There is almost an implicit social rule today that you are only allowed to advocate for men if you justify it by talking about how it will benefit women and children. (Or, alternatively, if it’s a woman who is doing the advocating).

The classic example of this in the Christian context is a minister saying that he wants to reach men because if the father comes to church, the wife and kids usually follow, whereas there’s a much lower probability of the entire family coming to church if it’s the mother who is converted.

I’m not saying this is per se wrong (although the claim itself seems to ultimately trace back to only one study from Switzerland), but it does in a sense treat men as an instrumental good rather than an end in and of themselves. The man is valuable here because he enables the church to reach the people it really wants to get.

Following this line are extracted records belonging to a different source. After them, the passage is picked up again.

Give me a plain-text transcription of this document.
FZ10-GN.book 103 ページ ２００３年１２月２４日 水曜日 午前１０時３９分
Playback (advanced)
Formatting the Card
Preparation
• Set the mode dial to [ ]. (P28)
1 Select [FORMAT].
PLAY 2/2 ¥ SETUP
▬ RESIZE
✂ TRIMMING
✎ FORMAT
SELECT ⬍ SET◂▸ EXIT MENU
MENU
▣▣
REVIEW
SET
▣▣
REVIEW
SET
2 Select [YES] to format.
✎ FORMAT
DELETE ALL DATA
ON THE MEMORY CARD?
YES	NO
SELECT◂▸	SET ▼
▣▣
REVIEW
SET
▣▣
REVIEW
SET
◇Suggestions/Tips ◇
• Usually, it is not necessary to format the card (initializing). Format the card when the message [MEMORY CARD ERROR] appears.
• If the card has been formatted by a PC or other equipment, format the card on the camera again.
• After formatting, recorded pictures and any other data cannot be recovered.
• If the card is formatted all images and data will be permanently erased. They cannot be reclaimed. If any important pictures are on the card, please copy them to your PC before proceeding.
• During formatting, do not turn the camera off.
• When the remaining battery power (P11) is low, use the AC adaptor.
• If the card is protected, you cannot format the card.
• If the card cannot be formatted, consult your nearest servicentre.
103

So I try to be careful not to fall into the trap of saying that it’s good to build up men because it’s good for women. (This is harder to do than you think). But I do think it’s important that while we build men up, we should not tear women down. Because men and women do have a key stake in each other’s thriving.

There’s a quip often attributed to Henry Kissinger that, “Nobody will ever win the battle of the sexes. There’s too much fraternizing with the enemy.”

There’s a lot of truth in that. The vast majority of people are heterosexual and would like to be in a relationship or marriage with someone of the opposite sex. Because there are roughly equal numbers of men and women, this means that to the extent that one gender struggles, the other gender’s relational prospects are compromised.

The classic example…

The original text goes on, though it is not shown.